Conventional circuit arrangements and methods of the above-mentioned general type are known. In fact, this type of frequency generation is typical in practically all present-day circuit arrangements for generating a frequency modulated transmission signal with several channels. The oscillator provides a carrier frequency that is modulated by an information signal. In this context, the modulation swing or range of the modulation of the signal refers to the deviation of the frequency of the modulated signal relative to the carrier frequency.
The d.c. signal for controlling the oscillator can be a d.c. control voltage or a d.c. control current. The frequency-determining components of the network of the oscillator may comprise especially capacitances and/or inductances, i.e. physically capacitors and/or inductors. A phase regulating loop, and particularly a phase-locked loop (PLL), used in such a circuit arrangement typically consists of the oscillator, a phase/frequency detector to which the signal of the oscillator and a reference frequency are provided, and a loop filter that filters the output signal of the phase/frequency detector and forms thereof a d.c. signal as a control signal for the oscillator. In the circuit loop, the components cooperate in such a manner so that the oscillator frequency approaches and approximates the reference frequency.
In principle, frequency modulated transmitters can be driven or operated over a wide range of various differently-dimensioned frequency swings. However, the signal-to-noise ratio of the demodulated signal becomes ever worse as the frequency swing gets smaller. That means that the transmission range diminishes for the same transmitting power, or viewed alternatively, more transmitting power is required to achieve the same transmission range. On the other hand, as the frequency swing gets larger, the ratio between the transmission range or distance and the transmitting power becomes evermore advantageous. However, in this context, simultaneously the spectral bandwidth occupied by the transmitter increases sharply, especially above the transition from narrow band to wide band frequency modulation (FM). As a result, the arising adjacent channel interference becomes unacceptably strong, or the interchannel spacing or separation must be substantially increased in view of these effects, so that as an ultimate consequence, the number of useable channels in the allocated frequency band is sharply reduced.
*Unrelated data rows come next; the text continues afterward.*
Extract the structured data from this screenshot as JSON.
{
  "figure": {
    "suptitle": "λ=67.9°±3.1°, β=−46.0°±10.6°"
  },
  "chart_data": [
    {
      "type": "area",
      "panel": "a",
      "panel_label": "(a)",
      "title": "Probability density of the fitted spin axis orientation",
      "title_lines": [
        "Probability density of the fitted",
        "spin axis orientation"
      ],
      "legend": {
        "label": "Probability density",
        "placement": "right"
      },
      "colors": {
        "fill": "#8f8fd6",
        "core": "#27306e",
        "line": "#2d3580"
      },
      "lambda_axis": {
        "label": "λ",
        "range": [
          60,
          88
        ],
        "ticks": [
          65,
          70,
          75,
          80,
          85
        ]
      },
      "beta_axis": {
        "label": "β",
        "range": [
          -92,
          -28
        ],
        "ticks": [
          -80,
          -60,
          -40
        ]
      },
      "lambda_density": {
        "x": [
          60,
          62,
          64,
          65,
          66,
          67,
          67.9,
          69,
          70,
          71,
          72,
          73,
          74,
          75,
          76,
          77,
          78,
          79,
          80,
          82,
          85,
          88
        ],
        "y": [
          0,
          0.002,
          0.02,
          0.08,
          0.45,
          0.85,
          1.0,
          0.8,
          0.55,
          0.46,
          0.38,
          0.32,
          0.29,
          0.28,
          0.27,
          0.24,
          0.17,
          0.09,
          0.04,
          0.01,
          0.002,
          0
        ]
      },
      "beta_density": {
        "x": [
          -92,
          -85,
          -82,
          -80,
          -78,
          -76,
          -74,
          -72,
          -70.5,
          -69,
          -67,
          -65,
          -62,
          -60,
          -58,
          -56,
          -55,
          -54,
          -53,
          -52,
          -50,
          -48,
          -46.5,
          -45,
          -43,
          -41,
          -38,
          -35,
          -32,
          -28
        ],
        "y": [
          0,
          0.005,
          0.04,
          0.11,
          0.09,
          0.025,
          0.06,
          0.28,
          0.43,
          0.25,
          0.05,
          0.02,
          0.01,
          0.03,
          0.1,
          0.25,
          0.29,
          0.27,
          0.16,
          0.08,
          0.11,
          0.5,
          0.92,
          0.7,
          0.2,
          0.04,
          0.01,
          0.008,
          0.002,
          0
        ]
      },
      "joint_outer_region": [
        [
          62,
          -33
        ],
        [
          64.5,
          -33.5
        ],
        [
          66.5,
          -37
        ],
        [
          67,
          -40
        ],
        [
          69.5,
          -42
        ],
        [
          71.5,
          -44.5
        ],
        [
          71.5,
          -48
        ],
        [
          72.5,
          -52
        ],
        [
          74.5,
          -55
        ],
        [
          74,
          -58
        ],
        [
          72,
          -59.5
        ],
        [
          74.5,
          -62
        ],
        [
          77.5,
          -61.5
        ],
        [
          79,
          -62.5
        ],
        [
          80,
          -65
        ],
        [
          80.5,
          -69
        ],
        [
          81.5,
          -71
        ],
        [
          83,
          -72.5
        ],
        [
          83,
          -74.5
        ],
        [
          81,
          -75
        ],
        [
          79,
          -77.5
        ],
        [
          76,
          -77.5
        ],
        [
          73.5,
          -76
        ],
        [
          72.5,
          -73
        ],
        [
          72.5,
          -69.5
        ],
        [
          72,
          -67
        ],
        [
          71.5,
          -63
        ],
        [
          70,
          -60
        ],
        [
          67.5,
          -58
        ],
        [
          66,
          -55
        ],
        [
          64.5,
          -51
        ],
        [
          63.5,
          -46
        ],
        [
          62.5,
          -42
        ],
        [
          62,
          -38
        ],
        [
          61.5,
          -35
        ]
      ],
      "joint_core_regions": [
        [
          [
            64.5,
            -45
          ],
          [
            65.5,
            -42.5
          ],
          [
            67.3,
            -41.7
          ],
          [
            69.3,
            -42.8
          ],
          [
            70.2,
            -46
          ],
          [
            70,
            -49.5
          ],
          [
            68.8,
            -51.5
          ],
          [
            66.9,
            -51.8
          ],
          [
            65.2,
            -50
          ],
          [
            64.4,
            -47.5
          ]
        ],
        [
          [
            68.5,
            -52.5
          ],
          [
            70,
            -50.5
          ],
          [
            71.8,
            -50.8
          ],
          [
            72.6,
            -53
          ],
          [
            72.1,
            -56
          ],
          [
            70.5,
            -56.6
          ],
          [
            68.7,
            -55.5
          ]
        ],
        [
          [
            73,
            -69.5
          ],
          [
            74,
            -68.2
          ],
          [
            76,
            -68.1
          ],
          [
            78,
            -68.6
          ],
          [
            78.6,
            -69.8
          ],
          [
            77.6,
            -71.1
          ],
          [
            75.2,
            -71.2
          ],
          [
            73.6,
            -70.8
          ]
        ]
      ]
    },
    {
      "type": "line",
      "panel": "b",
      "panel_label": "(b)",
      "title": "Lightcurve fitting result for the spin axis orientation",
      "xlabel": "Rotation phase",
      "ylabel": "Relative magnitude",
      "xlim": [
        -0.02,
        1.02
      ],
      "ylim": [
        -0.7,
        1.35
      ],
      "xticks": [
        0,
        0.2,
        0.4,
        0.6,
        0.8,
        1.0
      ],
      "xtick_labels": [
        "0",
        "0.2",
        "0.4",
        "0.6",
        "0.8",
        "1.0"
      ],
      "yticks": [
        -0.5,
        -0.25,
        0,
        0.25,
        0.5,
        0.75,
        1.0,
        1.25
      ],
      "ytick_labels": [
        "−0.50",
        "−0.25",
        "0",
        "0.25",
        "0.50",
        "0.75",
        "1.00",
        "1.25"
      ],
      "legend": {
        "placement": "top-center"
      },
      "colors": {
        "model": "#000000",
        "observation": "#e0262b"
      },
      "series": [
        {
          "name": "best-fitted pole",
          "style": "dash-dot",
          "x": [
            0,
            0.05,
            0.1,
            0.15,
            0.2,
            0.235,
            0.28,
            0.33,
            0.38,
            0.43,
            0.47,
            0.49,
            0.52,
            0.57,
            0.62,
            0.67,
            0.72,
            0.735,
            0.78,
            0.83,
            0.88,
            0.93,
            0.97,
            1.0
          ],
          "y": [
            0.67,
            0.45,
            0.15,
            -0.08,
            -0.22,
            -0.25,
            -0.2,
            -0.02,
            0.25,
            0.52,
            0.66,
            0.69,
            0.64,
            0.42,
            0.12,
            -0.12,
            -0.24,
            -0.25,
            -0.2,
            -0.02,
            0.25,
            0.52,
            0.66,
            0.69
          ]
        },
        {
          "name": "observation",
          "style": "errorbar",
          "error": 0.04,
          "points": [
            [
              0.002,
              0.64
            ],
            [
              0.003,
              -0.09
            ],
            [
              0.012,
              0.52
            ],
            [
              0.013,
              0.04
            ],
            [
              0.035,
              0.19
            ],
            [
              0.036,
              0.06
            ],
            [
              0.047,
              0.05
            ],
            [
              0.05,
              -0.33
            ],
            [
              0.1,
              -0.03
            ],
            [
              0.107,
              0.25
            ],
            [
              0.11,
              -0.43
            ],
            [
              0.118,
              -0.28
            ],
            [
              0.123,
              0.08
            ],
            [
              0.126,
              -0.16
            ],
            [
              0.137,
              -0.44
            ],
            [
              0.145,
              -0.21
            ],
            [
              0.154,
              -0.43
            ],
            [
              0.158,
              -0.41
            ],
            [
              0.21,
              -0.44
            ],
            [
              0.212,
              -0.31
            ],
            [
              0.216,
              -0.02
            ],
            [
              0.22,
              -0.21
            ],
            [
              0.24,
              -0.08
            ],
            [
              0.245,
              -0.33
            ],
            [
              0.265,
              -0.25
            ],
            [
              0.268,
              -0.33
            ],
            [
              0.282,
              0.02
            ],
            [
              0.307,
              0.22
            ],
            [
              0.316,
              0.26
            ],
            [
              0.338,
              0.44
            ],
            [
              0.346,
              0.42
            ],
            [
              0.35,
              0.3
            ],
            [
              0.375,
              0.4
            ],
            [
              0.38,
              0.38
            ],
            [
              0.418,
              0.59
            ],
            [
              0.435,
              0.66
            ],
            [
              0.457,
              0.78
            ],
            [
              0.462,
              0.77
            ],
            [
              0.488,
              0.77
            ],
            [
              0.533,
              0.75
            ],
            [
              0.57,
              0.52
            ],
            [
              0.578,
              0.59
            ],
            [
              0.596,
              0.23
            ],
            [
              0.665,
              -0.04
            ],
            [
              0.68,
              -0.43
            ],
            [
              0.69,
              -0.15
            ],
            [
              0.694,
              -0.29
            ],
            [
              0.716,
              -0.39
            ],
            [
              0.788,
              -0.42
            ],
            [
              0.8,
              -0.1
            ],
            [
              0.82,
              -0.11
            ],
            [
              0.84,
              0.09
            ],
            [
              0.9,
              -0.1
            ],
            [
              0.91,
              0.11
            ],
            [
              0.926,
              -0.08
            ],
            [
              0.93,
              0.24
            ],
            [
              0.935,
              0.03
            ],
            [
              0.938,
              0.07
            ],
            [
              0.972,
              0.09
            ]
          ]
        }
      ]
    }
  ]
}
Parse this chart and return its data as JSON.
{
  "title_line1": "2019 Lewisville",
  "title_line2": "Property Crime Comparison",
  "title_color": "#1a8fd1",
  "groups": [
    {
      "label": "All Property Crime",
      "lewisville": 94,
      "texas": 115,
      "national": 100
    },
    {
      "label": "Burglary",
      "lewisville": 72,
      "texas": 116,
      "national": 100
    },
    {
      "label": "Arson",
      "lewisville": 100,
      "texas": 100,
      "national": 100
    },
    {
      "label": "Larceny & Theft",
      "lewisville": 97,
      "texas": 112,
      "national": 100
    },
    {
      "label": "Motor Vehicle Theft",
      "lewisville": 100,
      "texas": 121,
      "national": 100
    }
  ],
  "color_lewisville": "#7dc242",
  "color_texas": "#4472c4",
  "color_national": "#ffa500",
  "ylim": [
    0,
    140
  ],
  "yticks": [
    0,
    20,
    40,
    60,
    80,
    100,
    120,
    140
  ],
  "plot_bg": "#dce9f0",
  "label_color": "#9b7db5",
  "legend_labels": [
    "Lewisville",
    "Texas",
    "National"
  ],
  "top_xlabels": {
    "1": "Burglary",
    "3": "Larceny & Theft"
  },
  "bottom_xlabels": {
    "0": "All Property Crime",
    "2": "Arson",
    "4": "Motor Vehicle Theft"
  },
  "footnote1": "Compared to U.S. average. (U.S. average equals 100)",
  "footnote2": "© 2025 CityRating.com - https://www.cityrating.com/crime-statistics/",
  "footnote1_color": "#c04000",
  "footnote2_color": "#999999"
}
In view of the above effects and the results thereof, the ability to maintain the modulation swing as exactly as possible is a very important quality criterium for evaluating every frequency modulating transmitting arrangement. Moreover, the maximum and minimum limits or boundaries of the permissible modulation swings are very often prescribed or regulated in the applicable industry standards, for example especially in connection with the present-day typical digital modulation processes such as frequency shift keying (FSK) and its variants.
In connection with the above considerations, it is generally known that the fabrication tolerances in the production of the components such as capacitors, coils, varactor diodes, etc. used in such circuit arrangements generally are not adequate in order to ensure a sufficient accuracy of the modulation swing. In the past, it was typical to provide for the adjustment of the modulation swing by manual trimming of the circuit arrangement through the use of a trimming potentiometer. Today it is typical to install digitally adjustable amplifying elements or damping elements at suitable locations within the modulation signal path for carrying out the required adjustment, or to digitally adjust the amplitude of the modulation signal already in the generation of the signal. In this context, the adjustment value is typically stored in an EEPROM. In other words, the scatter or spread of the modulation swing caused by production tolerances and the like has typically been reduced by additional adjustment or balancing, either by hand or by digitally storing adjustment values in connection with the final testing of the device, so that the required device specifications would be met and maintained by new devices.
It is disadvantageous in the above described conventional approaches to achieve the required modulation swing, that the manual adjusting or the testing and storing of digital adjustment values necessitate additional work steps in the production of the device, which lead to additional costs of the device. Furthermore, the parameters adjusted to achieve the required modulation swing of the device at the end of the manufacturing process can never match the true optimal values for the actual real world application or use of the device in the field. For example, this is true already because reserves must be provided, or an over-adjustment must be carried out, in order to allow for long time drift, temperature dependence, supply voltage dependence, dependence on the actual present selected channel frequency, and the like in the actual utilization of the device. Even if such factors are taken into account, there can be no absolute assurance that the assumed drift values and the like will actually apply to a particular sample of a device. In other words a particular sample of the device may significantly overshoot or undershoot the expected nominal drift behavior.